Japan to invest $3.1bn to develop 'maglev' trains
Central Japan Railway will invest 355bn yen ($3.1bn) to develop high-speed magnetic trains in Japan over the next decade, the company said Monday, just days after deadly crash of an experimental magnetic train in Germany.
The spending will expand a test track just west of Tokyo in Yamanashi prefecture and fund new magnetically levitated, or “maglev”, trains carriages. The announcement comes after a maglev crashed Friday on a test track in Germany, killing 23 people.
Maglev trains are the fastest in the world and skim over a guideway on powerful magnetic fields without touching the track. That cuts friction and enables speeds of up to 581 km per hour.
The technology is still under development, although there are two short stretches of commercially operating maglev trains, one in Shanghai and the other in the central Japanese city of Nagoya.
The move comes as Germany and Japan jostle to win new customers for the high speed trains. German Traffic Minister Wolfgang Tiefensee was in China at the time of the accident trying to urge officials there to extend their use of the German-made technology along the Shanghai, a contract that Japan competed for but lost.
“We can’t speak for the German company,” Central Japan Railway spokesman Taro Yoshikawa said. “But we’ve conducted extensive testing on our technology, and from a safety point of view, there are no concerns.” There have been no fatalities in test runs of the company’s maglev, and the train has set a speed record with passengers aboard of 581 km and hour, Mr Yoshikawa said.

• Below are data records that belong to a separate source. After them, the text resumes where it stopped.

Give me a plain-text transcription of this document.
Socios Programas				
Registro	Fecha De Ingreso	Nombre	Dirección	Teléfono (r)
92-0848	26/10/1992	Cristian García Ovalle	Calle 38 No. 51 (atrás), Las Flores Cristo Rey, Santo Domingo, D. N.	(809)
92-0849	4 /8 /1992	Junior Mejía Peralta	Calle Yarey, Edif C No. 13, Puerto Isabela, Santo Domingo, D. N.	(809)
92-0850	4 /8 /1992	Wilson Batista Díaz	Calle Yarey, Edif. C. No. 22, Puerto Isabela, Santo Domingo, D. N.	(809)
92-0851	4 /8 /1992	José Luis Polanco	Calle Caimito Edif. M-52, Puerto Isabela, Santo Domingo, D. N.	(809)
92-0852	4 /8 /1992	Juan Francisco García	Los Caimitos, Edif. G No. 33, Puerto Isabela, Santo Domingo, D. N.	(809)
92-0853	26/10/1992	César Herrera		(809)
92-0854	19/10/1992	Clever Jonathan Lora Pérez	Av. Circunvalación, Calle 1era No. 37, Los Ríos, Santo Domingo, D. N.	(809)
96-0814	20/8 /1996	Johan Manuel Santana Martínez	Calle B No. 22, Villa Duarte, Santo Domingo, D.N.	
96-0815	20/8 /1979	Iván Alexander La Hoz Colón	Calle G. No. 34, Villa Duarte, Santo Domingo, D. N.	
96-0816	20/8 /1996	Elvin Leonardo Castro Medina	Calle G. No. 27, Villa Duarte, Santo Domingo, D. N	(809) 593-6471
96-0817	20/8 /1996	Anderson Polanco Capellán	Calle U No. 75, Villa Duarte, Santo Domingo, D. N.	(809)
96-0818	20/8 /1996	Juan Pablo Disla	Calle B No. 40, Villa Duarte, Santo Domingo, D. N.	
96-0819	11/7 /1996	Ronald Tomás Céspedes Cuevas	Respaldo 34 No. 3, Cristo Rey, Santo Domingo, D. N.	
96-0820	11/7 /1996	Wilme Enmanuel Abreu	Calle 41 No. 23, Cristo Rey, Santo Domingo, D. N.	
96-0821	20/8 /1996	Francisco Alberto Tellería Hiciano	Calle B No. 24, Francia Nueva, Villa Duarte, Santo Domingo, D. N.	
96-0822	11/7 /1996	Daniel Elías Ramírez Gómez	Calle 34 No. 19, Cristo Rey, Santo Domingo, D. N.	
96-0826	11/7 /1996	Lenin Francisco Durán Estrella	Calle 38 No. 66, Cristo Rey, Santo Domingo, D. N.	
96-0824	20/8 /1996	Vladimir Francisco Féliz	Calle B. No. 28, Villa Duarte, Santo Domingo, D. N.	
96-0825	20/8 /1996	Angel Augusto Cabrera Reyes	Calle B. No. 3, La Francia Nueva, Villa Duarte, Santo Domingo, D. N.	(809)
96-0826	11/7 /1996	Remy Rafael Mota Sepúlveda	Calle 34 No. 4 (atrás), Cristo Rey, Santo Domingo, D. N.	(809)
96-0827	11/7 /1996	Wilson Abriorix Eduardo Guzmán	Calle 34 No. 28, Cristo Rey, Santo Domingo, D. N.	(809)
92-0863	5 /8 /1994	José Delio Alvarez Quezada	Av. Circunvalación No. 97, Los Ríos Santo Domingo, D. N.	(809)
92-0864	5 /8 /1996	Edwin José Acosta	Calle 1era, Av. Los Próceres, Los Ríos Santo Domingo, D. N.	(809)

The investment plans call for extending the company’s 18.4 km test track to 42.8 km by March ’17. Included is 36bn yen ($310m) earmarked for new maglev trains. Central Japan Railway said over the weekend that the German crash won’t affect its testing plans, but the Japanese government said it is closely watching what German investigators conclude about the cause of the crash.
Central Japan Railway completed a maglev test run Saturday with about 100 passengers, and the company is still planning a special event on November 22-24, inviting 1,800 people to ride the train at its test centre. Japan’s only commercially operating magnetic-levitation train, the local Linimo train near Nagoya, carries passengers on a 8.9-km track at top speeds of 100 km an hour.
Planners eventually want Japan’s maglev service to connect Tokyo and Osaka with high speed trains, shortening the trip between Japan’s two biggest cities to an hour, compared with the Shinkansen bullet train’s 2.5 hours.